As COVID-19 continues to spread across the U.S., its impact on the U.S. health system is without precedent, with direct and indirect medical costs estimated to be in the hundreds of billions of dollars.
On an individual basis, cost estimates from the Peterson Center on Healthcare and Kaiser Family Foundation (KFF) range from between $10,000 to $90,000 per person depending on level of complications, ventilator use, etc.
The American Hospital Association estimates that American hospitals incurred more than $202 billion in losses between March 1st and June 30th — or more than $50 billion a month — from a combination of reduced revenue and increased costs.
Who is left to foot the final bill — and just how much of it — is one of the biggest unresolved questions, especially given the country’s unique patchwork system of health care delivery networks, range of insurance plans and variable policy priorities.
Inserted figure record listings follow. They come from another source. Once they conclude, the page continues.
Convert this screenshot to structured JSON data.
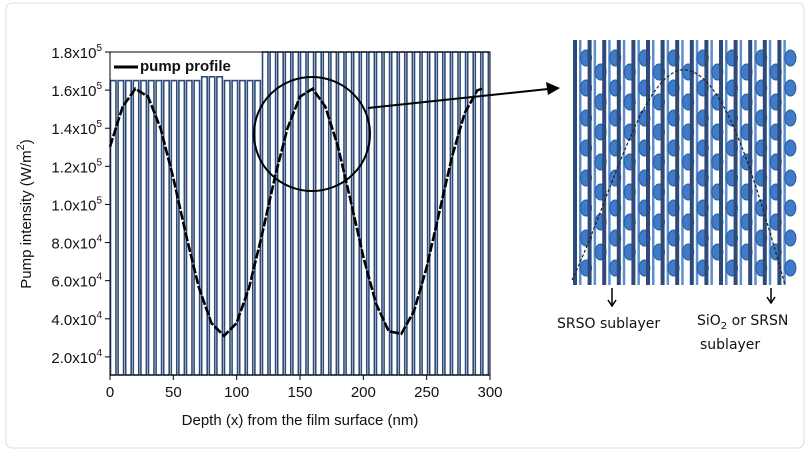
{
  "chart_data": {
    "type": "line",
    "ylabel": {
      "text": "Pump intensity (W/m",
      "sup": "2",
      "tail": ")"
    },
    "xlabel": "Depth (x) from the film surface (nm)",
    "xlim": [
      0,
      300
    ],
    "xticks": [
      0,
      50,
      100,
      150,
      200,
      250,
      300
    ],
    "ylim": [
      10500,
      180000
    ],
    "yticks": [
      {
        "value": 20000,
        "label": "2.0x10",
        "exp": "4"
      },
      {
        "value": 40000,
        "label": "4.0x10",
        "exp": "4"
      },
      {
        "value": 60000,
        "label": "6.0x10",
        "exp": "4"
      },
      {
        "value": 80000,
        "label": "8.0x10",
        "exp": "4"
      },
      {
        "value": 100000,
        "label": "1.0x10",
        "exp": "5"
      },
      {
        "value": 120000,
        "label": "1.2x10",
        "exp": "5"
      },
      {
        "value": 140000,
        "label": "1.4x10",
        "exp": "5"
      },
      {
        "value": 160000,
        "label": "1.6x10",
        "exp": "5"
      },
      {
        "value": 180000,
        "label": "1.8x10",
        "exp": "5"
      }
    ],
    "legend": "upper left",
    "layers": {
      "color": "#2e4a78",
      "x": [
        0,
        6,
        12,
        18,
        24,
        30,
        36,
        42,
        48,
        54,
        60,
        66,
        72,
        78,
        84,
        90,
        96,
        102,
        108,
        114,
        120,
        126,
        132,
        138,
        144,
        150,
        156,
        162,
        168,
        174,
        180,
        186,
        192,
        198,
        204,
        210,
        216,
        222,
        228,
        234,
        240,
        246,
        252,
        258,
        264,
        270,
        276,
        282,
        288,
        294
      ],
      "values": [
        165000,
        165000,
        165000,
        165000,
        165000,
        165000,
        165000,
        165000,
        165000,
        165000,
        165000,
        165000,
        167000,
        167000,
        167000,
        165000,
        165000,
        165000,
        165000,
        165000,
        180000,
        180000,
        180000,
        180000,
        180000,
        180000,
        180000,
        180000,
        180000,
        180000,
        180000,
        180000,
        180000,
        180000,
        180000,
        180000,
        180000,
        180000,
        180000,
        180000,
        180000,
        180000,
        180000,
        180000,
        180000,
        180000,
        180000,
        180000,
        180000,
        180000
      ]
    },
    "series": [
      {
        "name": "pump profile",
        "color": "#000000",
        "x": [
          0,
          10,
          20,
          30,
          40,
          50,
          60,
          70,
          80,
          90,
          100,
          110,
          120,
          130,
          140,
          150,
          160,
          170,
          180,
          190,
          200,
          210,
          220,
          230,
          240,
          250,
          260,
          270,
          280,
          290,
          295
        ],
        "values": [
          130300,
          151300,
          160700,
          156600,
          139800,
          113800,
          84100,
          56800,
          37800,
          31000,
          37800,
          56800,
          84100,
          113800,
          139800,
          156600,
          160700,
          151300,
          130300,
          102000,
          72500,
          48000,
          33500,
          32100,
          44000,
          67000,
          96000,
          125000,
          147900,
          159900,
          160900
        ]
      }
    ]
  },
  "annotations": {
    "srso": "SRSO sublayer",
    "sio": "SiO",
    "sio_sub": "2",
    "sio_tail": " or SRSN",
    "sublayer": "sublayer"
  }
}
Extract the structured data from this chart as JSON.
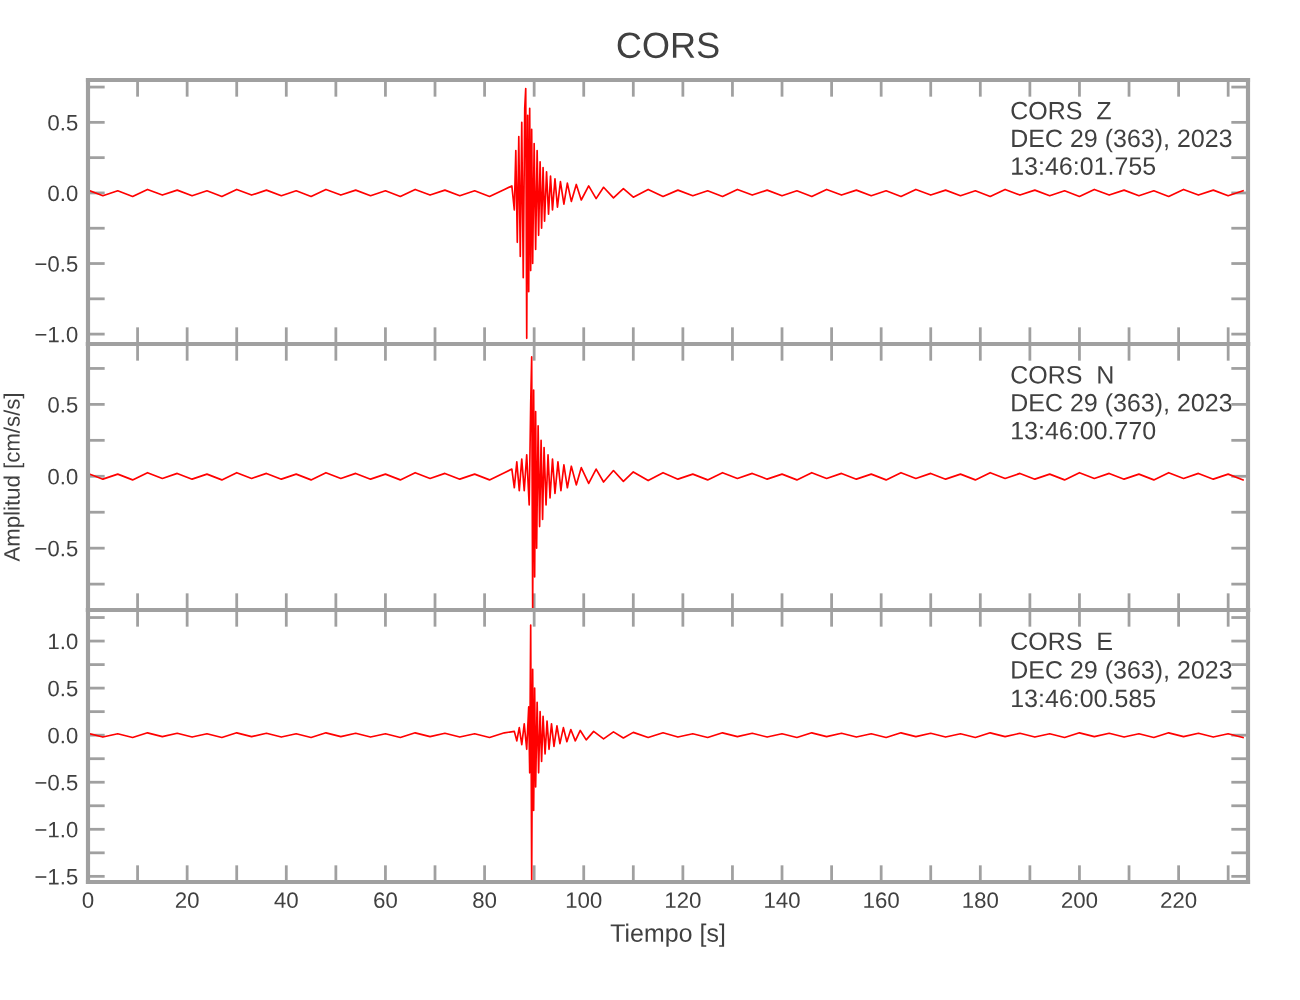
{
  "chart_data": [
    {
      "type": "line",
      "title": "CORS",
      "tick_labels": "y",
      "xlim": [
        0,
        234
      ],
      "ylim": [
        -1.07,
        0.8
      ],
      "xticks": [
        0,
        {
          "value": 10,
          "label": null
        },
        20,
        {
          "value": 30,
          "label": null
        },
        40,
        {
          "value": 50,
          "label": null
        },
        60,
        {
          "value": 70,
          "label": null
        },
        80,
        {
          "value": 90,
          "label": null
        },
        100,
        {
          "value": 110,
          "label": null
        },
        120,
        {
          "value": 130,
          "label": null
        },
        140,
        {
          "value": 150,
          "label": null
        },
        160,
        {
          "value": 170,
          "label": null
        },
        180,
        {
          "value": 190,
          "label": null
        },
        200,
        {
          "value": 210,
          "label": null
        },
        220,
        {
          "value": 230,
          "label": null
        }
      ],
      "yticks": [
        {
          "value": -1.0,
          "label": "−1.0"
        },
        {
          "value": -0.75,
          "label": null
        },
        {
          "value": -0.5,
          "label": "−0.5"
        },
        {
          "value": -0.25,
          "label": null
        },
        {
          "value": 0.0,
          "label": "0.0"
        },
        {
          "value": 0.25,
          "label": null
        },
        {
          "value": 0.5,
          "label": "0.5"
        },
        {
          "value": 0.75,
          "label": null
        }
      ],
      "annotations": [
        "CORS  Z",
        "DEC 29 (363), 2023",
        "13:46:01.755"
      ],
      "series": [
        {
          "color": "#ff0000",
          "x": [
            0,
            3,
            6,
            9,
            12,
            15,
            18,
            21,
            24,
            27,
            30,
            33,
            36,
            39,
            42,
            45,
            48,
            51,
            54,
            57,
            60,
            63,
            66,
            69,
            72,
            75,
            78,
            81,
            84,
            85.5,
            86,
            86.3,
            86.6,
            86.9,
            87.2,
            87.5,
            87.8,
            88.1,
            88.3,
            88.5,
            88.7,
            88.9,
            89.1,
            89.3,
            89.5,
            89.7,
            90.0,
            90.3,
            90.6,
            90.9,
            91.2,
            91.5,
            91.8,
            92.1,
            92.5,
            92.9,
            93.3,
            93.7,
            94.2,
            94.7,
            95.3,
            96,
            96.7,
            97.5,
            98.5,
            99.5,
            101,
            102.5,
            104,
            106,
            108,
            110,
            113,
            116,
            119,
            122,
            125,
            128,
            131,
            134,
            137,
            140,
            143,
            146,
            149,
            152,
            155,
            158,
            161,
            164,
            167,
            170,
            173,
            176,
            179,
            182,
            185,
            188,
            191,
            194,
            197,
            200,
            203,
            206,
            209,
            212,
            215,
            218,
            221,
            224,
            227,
            230,
            233
          ],
          "values": [
            0.02,
            -0.02,
            0.015,
            -0.025,
            0.025,
            -0.015,
            0.02,
            -0.02,
            0.015,
            -0.025,
            0.025,
            -0.015,
            0.02,
            -0.02,
            0.015,
            -0.025,
            0.025,
            -0.015,
            0.02,
            -0.02,
            0.015,
            -0.025,
            0.025,
            -0.015,
            0.02,
            -0.02,
            0.015,
            -0.025,
            0.025,
            0.05,
            -0.12,
            0.3,
            -0.35,
            0.4,
            -0.45,
            0.5,
            -0.6,
            0.6,
            0.74,
            -1.03,
            0.55,
            -0.7,
            0.6,
            -0.55,
            0.45,
            -0.5,
            0.35,
            -0.4,
            0.3,
            -0.3,
            0.22,
            -0.25,
            0.18,
            -0.2,
            0.15,
            -0.15,
            0.12,
            -0.12,
            0.1,
            -0.1,
            0.08,
            -0.08,
            0.07,
            -0.06,
            0.06,
            -0.05,
            0.05,
            -0.04,
            0.04,
            -0.035,
            0.03,
            -0.03,
            0.025,
            -0.025,
            0.02,
            -0.02,
            0.015,
            -0.025,
            0.025,
            -0.015,
            0.02,
            -0.02,
            0.015,
            -0.025,
            0.025,
            -0.015,
            0.02,
            -0.02,
            0.015,
            -0.025,
            0.025,
            -0.015,
            0.02,
            -0.02,
            0.015,
            -0.025,
            0.025,
            -0.015,
            0.02,
            -0.02,
            0.015,
            -0.025,
            0.025,
            -0.015,
            0.02,
            -0.02,
            0.015,
            -0.025,
            0.025,
            -0.015,
            0.02,
            -0.02,
            0.015
          ]
        }
      ]
    },
    {
      "type": "line",
      "ylabel": "Amplitud [cm/s/s]",
      "tick_labels": "y",
      "xlim": [
        0,
        234
      ],
      "ylim": [
        -0.93,
        0.92
      ],
      "xticks": [
        0,
        {
          "value": 10,
          "label": null
        },
        20,
        {
          "value": 30,
          "label": null
        },
        40,
        {
          "value": 50,
          "label": null
        },
        60,
        {
          "value": 70,
          "label": null
        },
        80,
        {
          "value": 90,
          "label": null
        },
        100,
        {
          "value": 110,
          "label": null
        },
        120,
        {
          "value": 130,
          "label": null
        },
        140,
        {
          "value": 150,
          "label": null
        },
        160,
        {
          "value": 170,
          "label": null
        },
        180,
        {
          "value": 190,
          "label": null
        },
        200,
        {
          "value": 210,
          "label": null
        },
        220,
        {
          "value": 230,
          "label": null
        }
      ],
      "yticks": [
        {
          "value": -0.75,
          "label": null
        },
        {
          "value": -0.5,
          "label": "−0.5"
        },
        {
          "value": -0.25,
          "label": null
        },
        {
          "value": 0.0,
          "label": "0.0"
        },
        {
          "value": 0.25,
          "label": null
        },
        {
          "value": 0.5,
          "label": "0.5"
        },
        {
          "value": 0.75,
          "label": null
        }
      ],
      "annotations": [
        "CORS  N",
        "DEC 29 (363), 2023",
        "13:46:00.770"
      ],
      "series": [
        {
          "color": "#ff0000",
          "x": [
            0,
            3,
            6,
            9,
            12,
            15,
            18,
            21,
            24,
            27,
            30,
            33,
            36,
            39,
            42,
            45,
            48,
            51,
            54,
            57,
            60,
            63,
            66,
            69,
            72,
            75,
            78,
            81,
            84,
            85.5,
            86,
            86.5,
            87,
            87.5,
            88,
            88.5,
            89,
            89.3,
            89.5,
            89.7,
            89.9,
            90.1,
            90.3,
            90.5,
            90.8,
            91.1,
            91.4,
            91.7,
            92,
            92.4,
            92.8,
            93.2,
            93.7,
            94.2,
            94.8,
            95.4,
            96,
            96.7,
            97.5,
            98.5,
            99.5,
            101,
            102.5,
            104,
            106,
            108,
            110,
            113,
            116,
            119,
            122,
            125,
            128,
            131,
            134,
            137,
            140,
            143,
            146,
            149,
            152,
            155,
            158,
            161,
            164,
            167,
            170,
            173,
            176,
            179,
            182,
            185,
            188,
            191,
            194,
            197,
            200,
            203,
            206,
            209,
            212,
            215,
            218,
            221,
            224,
            227,
            230,
            233
          ],
          "values": [
            0.02,
            -0.02,
            0.015,
            -0.025,
            0.025,
            -0.015,
            0.02,
            -0.02,
            0.015,
            -0.025,
            0.025,
            -0.015,
            0.02,
            -0.02,
            0.015,
            -0.025,
            0.025,
            -0.015,
            0.02,
            -0.02,
            0.015,
            -0.025,
            0.025,
            -0.015,
            0.02,
            -0.02,
            0.015,
            -0.025,
            0.025,
            0.05,
            -0.08,
            0.1,
            -0.1,
            0.12,
            -0.1,
            0.15,
            -0.2,
            0.5,
            0.83,
            -0.92,
            0.6,
            -0.7,
            0.45,
            -0.5,
            0.35,
            -0.35,
            0.25,
            -0.3,
            0.2,
            -0.2,
            0.15,
            -0.15,
            0.12,
            -0.12,
            0.1,
            -0.1,
            0.08,
            -0.08,
            0.07,
            -0.06,
            0.06,
            -0.05,
            0.05,
            -0.04,
            0.04,
            -0.035,
            0.03,
            -0.03,
            0.025,
            -0.02,
            0.015,
            -0.025,
            0.025,
            -0.015,
            0.02,
            -0.02,
            0.015,
            -0.025,
            0.025,
            -0.015,
            0.02,
            -0.02,
            0.015,
            -0.025,
            0.025,
            -0.015,
            0.02,
            -0.02,
            0.015,
            -0.025,
            0.025,
            -0.015,
            0.02,
            -0.02,
            0.015,
            -0.025,
            0.025,
            -0.015,
            0.02,
            -0.02,
            0.015,
            -0.025,
            0.025,
            -0.015,
            0.02,
            -0.02,
            0.015,
            -0.025
          ]
        }
      ]
    },
    {
      "type": "line",
      "xlabel": "Tiempo [s]",
      "xlim": [
        0,
        234
      ],
      "ylim": [
        -1.56,
        1.33
      ],
      "xticks": [
        0,
        {
          "value": 10,
          "label": null
        },
        20,
        {
          "value": 30,
          "label": null
        },
        40,
        {
          "value": 50,
          "label": null
        },
        60,
        {
          "value": 70,
          "label": null
        },
        80,
        {
          "value": 90,
          "label": null
        },
        100,
        {
          "value": 110,
          "label": null
        },
        120,
        {
          "value": 130,
          "label": null
        },
        140,
        {
          "value": 150,
          "label": null
        },
        160,
        {
          "value": 170,
          "label": null
        },
        180,
        {
          "value": 190,
          "label": null
        },
        200,
        {
          "value": 210,
          "label": null
        },
        220,
        {
          "value": 230,
          "label": null
        }
      ],
      "yticks": [
        {
          "value": -1.5,
          "label": "−1.5"
        },
        {
          "value": -1.25,
          "label": null
        },
        {
          "value": -1.0,
          "label": "−1.0"
        },
        {
          "value": -0.75,
          "label": null
        },
        {
          "value": -0.5,
          "label": "−0.5"
        },
        {
          "value": -0.25,
          "label": null
        },
        {
          "value": 0.0,
          "label": "0.0"
        },
        {
          "value": 0.25,
          "label": null
        },
        {
          "value": 0.5,
          "label": "0.5"
        },
        {
          "value": 0.75,
          "label": null
        },
        {
          "value": 1.0,
          "label": "1.0"
        },
        {
          "value": 1.25,
          "label": null
        }
      ],
      "annotations": [
        "CORS  E",
        "DEC 29 (363), 2023",
        "13:46:00.585"
      ],
      "series": [
        {
          "color": "#ff0000",
          "x": [
            0,
            3,
            6,
            9,
            12,
            15,
            18,
            21,
            24,
            27,
            30,
            33,
            36,
            39,
            42,
            45,
            48,
            51,
            54,
            57,
            60,
            63,
            66,
            69,
            72,
            75,
            78,
            81,
            84,
            86,
            86.5,
            87,
            87.5,
            88,
            88.5,
            88.9,
            89.1,
            89.3,
            89.5,
            89.7,
            89.9,
            90.1,
            90.3,
            90.6,
            90.9,
            91.2,
            91.5,
            91.8,
            92.2,
            92.6,
            93,
            93.5,
            94,
            94.6,
            95.2,
            95.9,
            96.6,
            97.4,
            98.3,
            99.3,
            100.5,
            102,
            104,
            106,
            108,
            110,
            113,
            116,
            119,
            122,
            125,
            128,
            131,
            134,
            137,
            140,
            143,
            146,
            149,
            152,
            155,
            158,
            161,
            164,
            167,
            170,
            173,
            176,
            179,
            182,
            185,
            188,
            191,
            194,
            197,
            200,
            203,
            206,
            209,
            212,
            215,
            218,
            221,
            224,
            227,
            230,
            233
          ],
          "values": [
            0.02,
            -0.02,
            0.015,
            -0.025,
            0.025,
            -0.015,
            0.02,
            -0.02,
            0.015,
            -0.025,
            0.025,
            -0.015,
            0.02,
            -0.02,
            0.015,
            -0.025,
            0.025,
            -0.015,
            0.02,
            -0.02,
            0.015,
            -0.025,
            0.025,
            -0.015,
            0.02,
            -0.02,
            0.015,
            -0.025,
            0.025,
            0.04,
            -0.06,
            0.08,
            -0.1,
            0.12,
            -0.15,
            0.3,
            -0.4,
            1.17,
            -1.55,
            0.7,
            -0.8,
            0.5,
            -0.55,
            0.35,
            -0.4,
            0.25,
            -0.28,
            0.2,
            -0.2,
            0.15,
            -0.15,
            0.12,
            -0.12,
            0.1,
            -0.09,
            0.08,
            -0.07,
            0.06,
            -0.06,
            0.05,
            -0.05,
            0.04,
            -0.04,
            0.035,
            -0.03,
            0.03,
            -0.025,
            0.025,
            -0.02,
            0.015,
            -0.025,
            0.025,
            -0.015,
            0.02,
            -0.02,
            0.015,
            -0.025,
            0.025,
            -0.015,
            0.02,
            -0.02,
            0.015,
            -0.025,
            0.025,
            -0.015,
            0.02,
            -0.02,
            0.015,
            -0.025,
            0.025,
            -0.015,
            0.02,
            -0.02,
            0.015,
            -0.025,
            0.025,
            -0.015,
            0.02,
            -0.02,
            0.015,
            -0.025,
            0.025,
            -0.015,
            0.02,
            -0.02,
            0.015,
            -0.025
          ]
        }
      ]
    }
  ]
}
The Nasty Shock of ‘Surprise Billing’
Not only does America’s fragmented health care delivery system complicate billing and reimbursement, but insurer distinctions between in-network and out-of-network care often make it much more challenging. One example that is particularly relevant in the age of COVID-19 is so-called surprise billing, which often arises in an emergency situation when a patient has no ability to select the emergency room, treating physicians or ambulance providers.
According to the Peterson Center on Healthcare and KFF, for people in large employer plans, 18% of all ER visits and 16% of in-network hospital stays had at least one out-of-network charge associated with care in 2017.
While this varies by state, patients in Texas, New York, Florida and New Jersey were more likely to experience these surprise bills. As these states have some of the highest rates of COVID-19 infections and hospitalizations, the risk of actual costs becoming much higher is significant in these states, as well as more broadly across the country.
Furthermore, staggering and sustained unemployment levels warn of a much larger looming impact as the prospects grow that millions of Americans will soon be, if they aren’t already, without proper insurance coverage to afford care. In fact, data from over 800 hospitals in March found that levels of bad debt and charity care had already increased 13% over the previous year and is only expected to worsen with wider losses in coverage.
Temporary Legislative Interventions
Swift action by Congress and the easing of regulations by the Food and Drug Administration and Centers for Medicare & Medicaid Services have created a baseline level of support across COVID-19 testing and treatment. Collectively, $175 billion in provider relief was allocated via the Coronavirus Aid, Relief, and Economic Security Act in addition to the Paycheck Protection Program and Health Care Enhancement Act.